Considerare l’esperienza estetica come un “universale biologico” della specie umana o addirittura di più specie animali parenti è una mossa della cosiddetta “svolta naturalistica” delle scienze umane che, sebbene spesso utile, riconosce difficoltà legate all’entità logica, ontologica e linguistica del soggetto che si sta trattando – in questo caso gli oggetti dell’età dell’arte. Prendiamo ad esempio le serie di dipinti realizzate dallo scimpanzé Congo sotto la guida di Desmond Morris. Persino il solo fatto di considerare le opere di Congo come “arte” è qualcosa di storico e arbitrario. Ma questo vale persino le opere di Kandinskij; nessun’abilità biologica fondamentale sta alla base dell’atto fisico di Duchamp di capovolgere un orinatoio, è anzi una cosa che potrebbe fare persino uno scimpanzé. Ma l’abilità di fare arte non è l’abilità di muoversi in qualche modo o di essere fisiologicamente disposti a qualcosa, bensì l’abilità di suscitare sentimenti ed occasionalmente eruzioni espressive nel fruitore (“bello!”, “incredibile!”…).
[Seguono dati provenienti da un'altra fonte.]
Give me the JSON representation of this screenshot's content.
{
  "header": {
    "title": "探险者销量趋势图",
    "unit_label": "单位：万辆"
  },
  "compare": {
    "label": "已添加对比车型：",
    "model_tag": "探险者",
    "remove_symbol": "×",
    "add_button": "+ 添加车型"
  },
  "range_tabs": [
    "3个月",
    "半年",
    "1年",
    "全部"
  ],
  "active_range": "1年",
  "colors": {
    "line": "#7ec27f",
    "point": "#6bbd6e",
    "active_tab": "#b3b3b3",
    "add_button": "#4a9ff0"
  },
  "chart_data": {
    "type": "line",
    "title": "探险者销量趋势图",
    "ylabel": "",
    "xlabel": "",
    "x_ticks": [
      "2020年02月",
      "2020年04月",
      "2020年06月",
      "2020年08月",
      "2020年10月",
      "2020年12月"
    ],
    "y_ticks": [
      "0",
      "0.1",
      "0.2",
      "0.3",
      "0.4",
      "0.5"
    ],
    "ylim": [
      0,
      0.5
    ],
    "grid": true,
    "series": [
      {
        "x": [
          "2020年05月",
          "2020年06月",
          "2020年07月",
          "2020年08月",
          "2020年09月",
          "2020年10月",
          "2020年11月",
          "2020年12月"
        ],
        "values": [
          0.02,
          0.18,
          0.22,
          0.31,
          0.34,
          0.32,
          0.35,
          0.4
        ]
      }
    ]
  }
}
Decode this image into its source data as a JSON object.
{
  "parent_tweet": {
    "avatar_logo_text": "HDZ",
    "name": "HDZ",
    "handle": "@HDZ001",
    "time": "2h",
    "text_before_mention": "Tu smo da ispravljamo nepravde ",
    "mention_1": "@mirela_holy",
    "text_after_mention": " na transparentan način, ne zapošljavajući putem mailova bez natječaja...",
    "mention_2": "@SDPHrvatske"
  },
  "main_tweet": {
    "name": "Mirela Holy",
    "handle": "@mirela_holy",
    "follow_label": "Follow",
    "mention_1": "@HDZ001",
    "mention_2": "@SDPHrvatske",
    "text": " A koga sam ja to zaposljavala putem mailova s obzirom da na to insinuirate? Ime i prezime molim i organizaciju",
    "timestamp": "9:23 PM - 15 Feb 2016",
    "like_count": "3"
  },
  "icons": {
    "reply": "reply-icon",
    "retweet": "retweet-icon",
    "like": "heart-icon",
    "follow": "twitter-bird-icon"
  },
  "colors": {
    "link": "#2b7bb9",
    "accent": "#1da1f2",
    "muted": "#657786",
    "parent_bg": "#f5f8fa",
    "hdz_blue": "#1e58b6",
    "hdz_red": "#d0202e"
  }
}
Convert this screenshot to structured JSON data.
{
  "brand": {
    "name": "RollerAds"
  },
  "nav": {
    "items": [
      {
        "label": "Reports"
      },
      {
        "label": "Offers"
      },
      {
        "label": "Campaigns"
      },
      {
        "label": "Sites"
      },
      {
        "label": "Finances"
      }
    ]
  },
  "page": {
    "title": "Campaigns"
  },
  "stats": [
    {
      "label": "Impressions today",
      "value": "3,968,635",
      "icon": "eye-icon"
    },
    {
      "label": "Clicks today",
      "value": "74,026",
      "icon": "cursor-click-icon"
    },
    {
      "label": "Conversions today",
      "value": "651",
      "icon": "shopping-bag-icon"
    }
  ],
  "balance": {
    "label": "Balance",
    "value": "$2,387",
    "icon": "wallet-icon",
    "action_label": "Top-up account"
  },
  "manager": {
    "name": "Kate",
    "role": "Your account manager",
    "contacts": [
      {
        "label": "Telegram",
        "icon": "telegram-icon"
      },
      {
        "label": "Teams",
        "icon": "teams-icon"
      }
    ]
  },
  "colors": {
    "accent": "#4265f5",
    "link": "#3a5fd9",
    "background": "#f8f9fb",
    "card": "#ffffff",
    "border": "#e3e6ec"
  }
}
L’arte è persino in grado di distaccarsi dal binomio autore-fruitore ed essere qualcosa che si valida semplicemente nella testa di uno “spirito”, come per un’intenzione artistica o una scintilla geniale, magari abortita o irrealizzata. Ma possiamo andare ancora più indietro nella definizione delle qualità essenziali dell’arte: resterà, essenzialmente e generalmente, il fatto che l’arte non ha bisogno di realizzatori biologici (“animali”) per esistere in quanto se stessa.

Il fatto che, secondo Darwin, il sostrato biologico del gusto estetico sia legato a “low powers of reasoning” e che quindi sia proprio persino di uccelli e mammiferi inferiori, non porta necessariamente all’emergere dei risultati sentimentali e addirittura spirituali del linguaggio artistico. La pratica estetica non sta nei piumaggi degli uccelli del paradiso o nei canti dei cigni, ma nella capacità dello spirito umano di render conto di questi fenomeni come “belli”.